Grim Precious treasures passionate actresses

Oprah’s film has enough sorrow for several Greek tragedies

Though only 17 years old, Clareece “Precious” Jones (Gabourey Sidibe) suffers enough misfortunes for several Greek tragedies remounted in 1987 Harlem. Precious’ title character endures obesity, illiteracy, a baby with Down syndrome and a sociopathically hostile, selfish mother (Mo’Nique) — and those are just the preliminaries. When Precious gets warmed up, it becomes almost unbearably grim, but its passionate performances raise it above contemporary motivational melodrama clichés.

Though she can barely read, Precious exhibits a talent for math.
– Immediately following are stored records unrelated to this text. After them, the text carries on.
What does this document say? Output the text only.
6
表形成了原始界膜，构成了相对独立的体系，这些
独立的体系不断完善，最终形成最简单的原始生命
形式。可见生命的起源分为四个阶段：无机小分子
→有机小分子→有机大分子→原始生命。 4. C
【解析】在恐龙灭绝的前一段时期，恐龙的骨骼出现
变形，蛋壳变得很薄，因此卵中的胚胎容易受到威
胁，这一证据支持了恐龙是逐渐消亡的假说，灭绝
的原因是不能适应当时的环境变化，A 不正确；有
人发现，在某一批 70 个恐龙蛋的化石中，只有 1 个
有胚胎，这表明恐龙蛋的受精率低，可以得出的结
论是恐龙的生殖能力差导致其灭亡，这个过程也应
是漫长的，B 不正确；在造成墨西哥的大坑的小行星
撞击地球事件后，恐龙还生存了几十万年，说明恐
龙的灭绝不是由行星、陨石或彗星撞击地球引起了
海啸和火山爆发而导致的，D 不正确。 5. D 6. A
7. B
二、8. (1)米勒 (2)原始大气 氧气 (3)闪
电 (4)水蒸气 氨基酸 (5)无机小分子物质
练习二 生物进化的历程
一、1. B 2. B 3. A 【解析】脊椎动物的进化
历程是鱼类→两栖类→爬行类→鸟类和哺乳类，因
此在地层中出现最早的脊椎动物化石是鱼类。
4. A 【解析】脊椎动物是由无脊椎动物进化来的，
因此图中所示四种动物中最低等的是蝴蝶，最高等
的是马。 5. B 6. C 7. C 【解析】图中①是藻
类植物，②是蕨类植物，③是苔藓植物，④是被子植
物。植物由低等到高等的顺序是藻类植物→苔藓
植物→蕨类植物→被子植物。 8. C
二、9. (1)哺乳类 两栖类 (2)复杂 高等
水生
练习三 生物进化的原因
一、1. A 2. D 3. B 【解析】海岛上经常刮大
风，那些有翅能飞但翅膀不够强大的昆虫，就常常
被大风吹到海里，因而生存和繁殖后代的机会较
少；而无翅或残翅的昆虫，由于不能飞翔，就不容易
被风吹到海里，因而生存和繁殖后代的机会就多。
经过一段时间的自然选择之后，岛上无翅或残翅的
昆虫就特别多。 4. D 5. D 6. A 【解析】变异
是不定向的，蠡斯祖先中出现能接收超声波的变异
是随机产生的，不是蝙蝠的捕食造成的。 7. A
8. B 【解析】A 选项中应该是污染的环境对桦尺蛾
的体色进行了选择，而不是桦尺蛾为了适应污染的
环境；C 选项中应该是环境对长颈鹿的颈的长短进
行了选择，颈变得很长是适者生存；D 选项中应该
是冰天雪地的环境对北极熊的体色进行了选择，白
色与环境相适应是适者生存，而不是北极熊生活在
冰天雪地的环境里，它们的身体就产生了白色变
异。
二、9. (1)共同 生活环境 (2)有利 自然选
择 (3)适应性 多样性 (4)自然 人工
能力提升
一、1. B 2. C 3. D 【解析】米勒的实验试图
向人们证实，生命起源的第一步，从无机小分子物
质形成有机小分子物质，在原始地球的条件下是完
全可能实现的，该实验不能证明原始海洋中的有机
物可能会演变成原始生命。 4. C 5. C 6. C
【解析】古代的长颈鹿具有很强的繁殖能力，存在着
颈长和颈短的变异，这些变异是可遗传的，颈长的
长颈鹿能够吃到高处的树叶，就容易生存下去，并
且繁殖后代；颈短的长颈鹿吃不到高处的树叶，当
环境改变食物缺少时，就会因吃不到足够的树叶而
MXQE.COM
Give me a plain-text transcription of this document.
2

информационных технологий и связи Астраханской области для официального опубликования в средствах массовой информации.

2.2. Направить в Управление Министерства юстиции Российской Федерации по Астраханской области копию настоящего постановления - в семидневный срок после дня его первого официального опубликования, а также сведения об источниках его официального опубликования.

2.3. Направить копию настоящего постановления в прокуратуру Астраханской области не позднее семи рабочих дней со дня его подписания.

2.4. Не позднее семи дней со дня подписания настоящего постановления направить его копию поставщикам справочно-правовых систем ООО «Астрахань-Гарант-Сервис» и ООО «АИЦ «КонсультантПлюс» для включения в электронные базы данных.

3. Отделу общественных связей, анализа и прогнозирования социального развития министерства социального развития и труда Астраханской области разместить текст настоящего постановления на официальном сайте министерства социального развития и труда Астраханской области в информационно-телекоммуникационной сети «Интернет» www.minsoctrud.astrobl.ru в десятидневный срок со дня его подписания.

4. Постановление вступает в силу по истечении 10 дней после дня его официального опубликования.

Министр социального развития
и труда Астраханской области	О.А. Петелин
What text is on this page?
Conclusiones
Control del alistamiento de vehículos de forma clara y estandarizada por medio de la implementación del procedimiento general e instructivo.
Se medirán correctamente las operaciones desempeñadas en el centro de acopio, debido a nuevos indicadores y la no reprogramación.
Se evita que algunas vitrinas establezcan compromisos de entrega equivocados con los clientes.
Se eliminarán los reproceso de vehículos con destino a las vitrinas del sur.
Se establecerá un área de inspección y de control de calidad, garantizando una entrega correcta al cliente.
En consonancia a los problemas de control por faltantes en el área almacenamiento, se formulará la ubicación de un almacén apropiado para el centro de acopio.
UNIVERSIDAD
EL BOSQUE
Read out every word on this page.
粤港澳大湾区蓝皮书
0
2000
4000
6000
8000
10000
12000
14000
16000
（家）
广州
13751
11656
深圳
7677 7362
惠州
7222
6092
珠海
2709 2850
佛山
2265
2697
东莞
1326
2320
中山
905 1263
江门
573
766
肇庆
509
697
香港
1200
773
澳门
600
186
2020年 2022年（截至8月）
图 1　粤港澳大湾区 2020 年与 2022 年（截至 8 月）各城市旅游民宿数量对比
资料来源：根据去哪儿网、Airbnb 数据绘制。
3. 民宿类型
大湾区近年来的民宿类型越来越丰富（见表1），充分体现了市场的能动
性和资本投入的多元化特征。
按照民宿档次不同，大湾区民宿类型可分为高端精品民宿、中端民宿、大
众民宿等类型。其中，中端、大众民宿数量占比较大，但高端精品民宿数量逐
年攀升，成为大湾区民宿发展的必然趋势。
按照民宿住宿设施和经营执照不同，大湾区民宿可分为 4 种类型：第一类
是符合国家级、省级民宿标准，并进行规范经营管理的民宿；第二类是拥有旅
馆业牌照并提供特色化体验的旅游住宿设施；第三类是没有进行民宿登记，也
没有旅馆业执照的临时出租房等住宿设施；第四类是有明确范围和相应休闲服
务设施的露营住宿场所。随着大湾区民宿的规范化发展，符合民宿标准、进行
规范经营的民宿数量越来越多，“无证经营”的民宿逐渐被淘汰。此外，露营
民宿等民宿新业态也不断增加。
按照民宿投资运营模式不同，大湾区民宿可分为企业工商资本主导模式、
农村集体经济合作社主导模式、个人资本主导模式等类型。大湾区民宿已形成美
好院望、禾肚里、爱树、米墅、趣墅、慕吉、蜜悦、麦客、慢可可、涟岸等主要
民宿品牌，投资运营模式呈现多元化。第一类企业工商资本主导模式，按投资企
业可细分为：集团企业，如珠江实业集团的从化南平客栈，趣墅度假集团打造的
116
When she becomes pregnant for the second time, a kindly teacher secures Precious a chance to enroll in an alternative school called Each One, Teach One. Under the tough but kindly tutelage of crusading Ms. Rain (Paula Patton), Precious bonds with her boisterous female classmates and begins to respect herself.

Unfortunately, Precious’ mother, Mary, the embodiment of the 1980s “welfare queen” stereotype, serves as a daunting obstacle to Precious’ betterment and self-esteem. Mary subjects Precious to every imaginable form of abuse, and even forces her daughter to eat extra meals so Precious will be fatter and less attractive than her. Mo’Nique smolders with predatory, almost Brando-esque charisma as the sadistic mother, and fearlessly embraces the ugliest imaginable character traits. Mo’Nique’s superb performance proves nearly as surprising as the fine acting from singer Mariah Carey, almost unrecognizable as a no-nonsense, unglamorous social worker.

Produced by Oprah Winfrey and Tyler Perry, Precious sports the ungainly subtitle Based on the Novel Push by Sapphire. At times, the movie has a self-congratulatory quality, as if the filmmakers are terribly proud of themselves for tackling such challenging material. Subtlety isn’t in director Lee Daniels’ vocabulary. At one point, the film conveys Precious’ expanding horizons at a museum field trip by surrounding Sidibe with a historic montage that would make a great PBS promo. At low moments, Precious escapes into fantasies of glitzy 1980s-era celebrity, and even a black-and-white, subtitled Italian movie, in a bid to lighten the mood and capture the girl’s mind-set.

Sidibe carries her heavy frame with such sorrowful dignity that she makes Precious more than a brutal author’s narrative punching bag. Precious tends to follow a familiar peaks-and-valleys trajectory of the female-empowerment story, but the passionate, wrenching performances from Sidibe, Mo’Nique and the supporting players deserve to be treasured.